The Hurricanes’ best player will be on countless fantasy draft cheat sheets in September thanks to his big shot, ability to move the puck, and featured role on Carolina’s power play. Skating nearly twenty-five minutes every game and being a monster on the power play for Carolina more than makes up for Faulk’s atrocious plus-minus that comes hand-in-hand with playing on a team with leaky goaltending.

Ryan Spooner

Spooner skates on the top power play unit for the Bruins with Patrice Bergeron, David Krecji, Loui Eriksson, and Torey Krug and therein lies the secret to his surprising fantasy value. Despite skating less than an average of fifteen minutes a night this season, Spooner has 14 power play points and 23 even strength points for Boston.

The 24-year-old forward is still an unknown commodity in many fantasy leagues thanks largely in part to his limited ice time, but his deployment on the top power play unit and his talent for picking up assists makes him a great player to own in deep leagues. Spooner flourished when he was promoted to the second line when Krejci went down with his injury. Since the star Czech center’s return, Spooner has continued his outstanding play on his wing in the Bruins’ top six.
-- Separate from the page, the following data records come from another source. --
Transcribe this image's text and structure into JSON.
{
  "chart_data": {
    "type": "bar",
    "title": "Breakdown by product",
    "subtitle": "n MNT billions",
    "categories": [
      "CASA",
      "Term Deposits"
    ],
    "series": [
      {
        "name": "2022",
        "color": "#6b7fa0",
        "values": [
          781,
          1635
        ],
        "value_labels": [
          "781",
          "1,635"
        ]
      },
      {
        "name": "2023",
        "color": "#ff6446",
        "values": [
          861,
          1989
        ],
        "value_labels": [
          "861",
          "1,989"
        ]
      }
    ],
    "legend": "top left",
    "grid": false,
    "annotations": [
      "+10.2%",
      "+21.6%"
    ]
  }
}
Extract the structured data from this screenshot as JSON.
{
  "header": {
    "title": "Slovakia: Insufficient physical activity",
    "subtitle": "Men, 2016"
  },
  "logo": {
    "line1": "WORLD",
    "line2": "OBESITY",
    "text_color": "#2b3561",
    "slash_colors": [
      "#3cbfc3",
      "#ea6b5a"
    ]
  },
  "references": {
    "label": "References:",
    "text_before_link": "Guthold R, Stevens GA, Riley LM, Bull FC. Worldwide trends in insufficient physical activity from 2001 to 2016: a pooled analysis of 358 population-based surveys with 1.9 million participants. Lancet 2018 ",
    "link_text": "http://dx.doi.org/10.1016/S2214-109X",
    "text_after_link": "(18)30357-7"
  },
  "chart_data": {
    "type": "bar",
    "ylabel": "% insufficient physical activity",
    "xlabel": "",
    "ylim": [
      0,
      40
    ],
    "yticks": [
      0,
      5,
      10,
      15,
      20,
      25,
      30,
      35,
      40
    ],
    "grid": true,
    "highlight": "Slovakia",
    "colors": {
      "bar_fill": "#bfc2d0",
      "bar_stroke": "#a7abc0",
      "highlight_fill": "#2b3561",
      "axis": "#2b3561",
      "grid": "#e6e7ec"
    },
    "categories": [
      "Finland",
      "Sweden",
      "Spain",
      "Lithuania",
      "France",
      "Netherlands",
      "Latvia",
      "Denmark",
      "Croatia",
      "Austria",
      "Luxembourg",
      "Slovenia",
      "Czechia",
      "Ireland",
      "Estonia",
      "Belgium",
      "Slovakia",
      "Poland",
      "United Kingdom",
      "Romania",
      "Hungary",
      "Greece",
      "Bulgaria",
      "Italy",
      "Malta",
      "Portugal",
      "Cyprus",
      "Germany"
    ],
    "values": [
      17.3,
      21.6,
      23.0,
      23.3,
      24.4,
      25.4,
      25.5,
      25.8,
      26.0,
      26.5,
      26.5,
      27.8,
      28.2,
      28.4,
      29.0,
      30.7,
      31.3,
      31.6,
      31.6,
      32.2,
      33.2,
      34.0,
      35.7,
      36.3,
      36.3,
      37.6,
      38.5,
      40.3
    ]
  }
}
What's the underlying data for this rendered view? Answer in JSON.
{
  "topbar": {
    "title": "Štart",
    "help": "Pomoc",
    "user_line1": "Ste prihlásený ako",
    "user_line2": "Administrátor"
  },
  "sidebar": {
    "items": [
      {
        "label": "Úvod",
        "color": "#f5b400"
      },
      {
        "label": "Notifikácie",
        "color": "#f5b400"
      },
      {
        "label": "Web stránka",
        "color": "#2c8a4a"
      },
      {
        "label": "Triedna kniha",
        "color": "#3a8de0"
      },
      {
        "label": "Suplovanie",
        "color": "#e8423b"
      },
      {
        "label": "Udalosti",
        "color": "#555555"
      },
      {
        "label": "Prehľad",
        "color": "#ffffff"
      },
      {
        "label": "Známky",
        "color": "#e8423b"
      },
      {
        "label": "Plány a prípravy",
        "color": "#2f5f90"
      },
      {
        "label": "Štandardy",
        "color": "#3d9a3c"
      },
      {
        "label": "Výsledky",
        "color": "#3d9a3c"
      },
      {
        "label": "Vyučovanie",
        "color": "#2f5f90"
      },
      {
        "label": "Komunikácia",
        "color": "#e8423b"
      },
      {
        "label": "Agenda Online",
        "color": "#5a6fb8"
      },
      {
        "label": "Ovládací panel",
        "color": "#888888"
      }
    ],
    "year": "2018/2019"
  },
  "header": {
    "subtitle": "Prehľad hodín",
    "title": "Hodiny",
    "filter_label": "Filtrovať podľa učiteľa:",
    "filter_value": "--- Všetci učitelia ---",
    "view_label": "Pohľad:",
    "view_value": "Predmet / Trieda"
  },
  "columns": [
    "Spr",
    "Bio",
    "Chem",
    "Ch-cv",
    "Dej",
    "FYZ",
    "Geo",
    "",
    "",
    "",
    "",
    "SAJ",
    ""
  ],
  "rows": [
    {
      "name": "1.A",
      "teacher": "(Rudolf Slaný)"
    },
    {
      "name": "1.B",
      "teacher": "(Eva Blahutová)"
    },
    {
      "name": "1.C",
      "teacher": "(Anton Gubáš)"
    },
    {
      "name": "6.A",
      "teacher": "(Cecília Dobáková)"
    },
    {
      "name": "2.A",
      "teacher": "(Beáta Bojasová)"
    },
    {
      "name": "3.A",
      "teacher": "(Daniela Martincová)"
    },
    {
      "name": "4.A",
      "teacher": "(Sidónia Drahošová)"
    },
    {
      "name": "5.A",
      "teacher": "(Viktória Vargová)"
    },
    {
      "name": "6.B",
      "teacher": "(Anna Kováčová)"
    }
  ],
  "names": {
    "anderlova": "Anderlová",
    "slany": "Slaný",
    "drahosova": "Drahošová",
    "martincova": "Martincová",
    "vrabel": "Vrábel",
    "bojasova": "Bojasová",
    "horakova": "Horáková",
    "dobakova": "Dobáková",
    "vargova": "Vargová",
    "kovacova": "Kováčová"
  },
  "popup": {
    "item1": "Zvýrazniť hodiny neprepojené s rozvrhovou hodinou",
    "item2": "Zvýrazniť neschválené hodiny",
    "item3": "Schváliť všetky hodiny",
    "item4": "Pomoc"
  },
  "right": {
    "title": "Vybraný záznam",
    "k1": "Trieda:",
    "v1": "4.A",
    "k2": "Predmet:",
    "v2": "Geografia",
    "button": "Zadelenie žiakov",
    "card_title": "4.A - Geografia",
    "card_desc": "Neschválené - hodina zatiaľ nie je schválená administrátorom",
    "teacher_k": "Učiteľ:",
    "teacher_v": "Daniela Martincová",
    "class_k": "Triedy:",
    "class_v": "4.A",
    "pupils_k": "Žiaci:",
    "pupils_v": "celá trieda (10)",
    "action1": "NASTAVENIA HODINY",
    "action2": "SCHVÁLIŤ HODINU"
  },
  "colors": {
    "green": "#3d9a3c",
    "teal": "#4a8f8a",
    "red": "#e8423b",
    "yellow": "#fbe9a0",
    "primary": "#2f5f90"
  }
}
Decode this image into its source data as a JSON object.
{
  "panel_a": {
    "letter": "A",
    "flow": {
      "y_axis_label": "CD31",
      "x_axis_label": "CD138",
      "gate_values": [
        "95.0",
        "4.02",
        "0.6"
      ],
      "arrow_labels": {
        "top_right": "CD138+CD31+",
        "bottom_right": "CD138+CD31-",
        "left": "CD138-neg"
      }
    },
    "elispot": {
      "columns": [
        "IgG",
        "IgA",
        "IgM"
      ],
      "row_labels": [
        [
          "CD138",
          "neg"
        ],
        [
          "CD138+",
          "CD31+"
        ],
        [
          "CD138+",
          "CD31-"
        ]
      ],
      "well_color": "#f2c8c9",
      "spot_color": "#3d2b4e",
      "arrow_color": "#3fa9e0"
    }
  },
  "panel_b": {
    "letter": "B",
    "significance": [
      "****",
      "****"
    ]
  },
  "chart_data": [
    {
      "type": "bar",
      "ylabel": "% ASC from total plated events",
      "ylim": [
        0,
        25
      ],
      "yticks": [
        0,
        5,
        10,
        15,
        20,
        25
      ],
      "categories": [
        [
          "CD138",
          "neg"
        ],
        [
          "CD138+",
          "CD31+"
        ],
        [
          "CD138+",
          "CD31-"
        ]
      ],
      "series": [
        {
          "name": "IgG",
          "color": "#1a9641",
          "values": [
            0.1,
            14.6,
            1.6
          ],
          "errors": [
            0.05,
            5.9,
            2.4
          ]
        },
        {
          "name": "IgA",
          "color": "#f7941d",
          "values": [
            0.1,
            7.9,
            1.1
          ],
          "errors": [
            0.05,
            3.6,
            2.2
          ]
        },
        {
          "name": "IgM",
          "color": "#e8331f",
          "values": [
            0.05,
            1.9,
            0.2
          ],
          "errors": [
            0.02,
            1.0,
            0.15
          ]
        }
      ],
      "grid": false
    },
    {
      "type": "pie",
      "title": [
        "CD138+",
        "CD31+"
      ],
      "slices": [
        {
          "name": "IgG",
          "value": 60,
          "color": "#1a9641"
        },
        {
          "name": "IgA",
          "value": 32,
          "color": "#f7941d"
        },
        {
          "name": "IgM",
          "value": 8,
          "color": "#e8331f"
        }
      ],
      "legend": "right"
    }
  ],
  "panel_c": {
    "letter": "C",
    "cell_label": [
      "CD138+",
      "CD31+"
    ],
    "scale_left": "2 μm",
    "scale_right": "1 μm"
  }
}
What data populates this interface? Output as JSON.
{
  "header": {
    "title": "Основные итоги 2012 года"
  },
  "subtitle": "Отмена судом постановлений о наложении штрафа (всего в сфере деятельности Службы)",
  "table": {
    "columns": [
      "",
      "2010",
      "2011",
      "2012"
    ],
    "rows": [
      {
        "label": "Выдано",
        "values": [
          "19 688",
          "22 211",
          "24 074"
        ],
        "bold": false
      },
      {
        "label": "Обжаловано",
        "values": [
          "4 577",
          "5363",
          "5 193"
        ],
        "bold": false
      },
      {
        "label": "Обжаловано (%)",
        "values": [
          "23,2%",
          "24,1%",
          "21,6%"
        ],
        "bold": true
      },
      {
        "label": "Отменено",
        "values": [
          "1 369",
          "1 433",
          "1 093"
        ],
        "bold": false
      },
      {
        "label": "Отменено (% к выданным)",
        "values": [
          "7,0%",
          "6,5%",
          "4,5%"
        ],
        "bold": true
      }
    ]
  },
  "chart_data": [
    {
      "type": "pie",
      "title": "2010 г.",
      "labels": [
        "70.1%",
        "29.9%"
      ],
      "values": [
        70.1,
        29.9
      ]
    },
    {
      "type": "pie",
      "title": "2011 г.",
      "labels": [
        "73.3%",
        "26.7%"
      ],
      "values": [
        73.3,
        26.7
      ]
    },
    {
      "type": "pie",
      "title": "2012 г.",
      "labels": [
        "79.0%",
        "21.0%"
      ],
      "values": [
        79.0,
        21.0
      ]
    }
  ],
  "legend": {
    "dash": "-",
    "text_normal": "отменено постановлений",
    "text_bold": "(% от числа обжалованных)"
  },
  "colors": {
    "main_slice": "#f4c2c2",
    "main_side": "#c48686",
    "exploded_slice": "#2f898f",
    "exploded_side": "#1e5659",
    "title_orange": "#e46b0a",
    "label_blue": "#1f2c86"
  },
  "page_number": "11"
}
In ESPN and CBS leagues Spooner is an exclusively center eligible forward, but in Yahoo! leagues his value is increased thanks to his eligibility to play both center and left wing. Spooner is under 90 percent owned in all three major fantasy league providers but is a top 100 fantasy player in standard scoring categories thanks to getting the job done on the power play, getting pucks on net, and leading the Bruins in assists.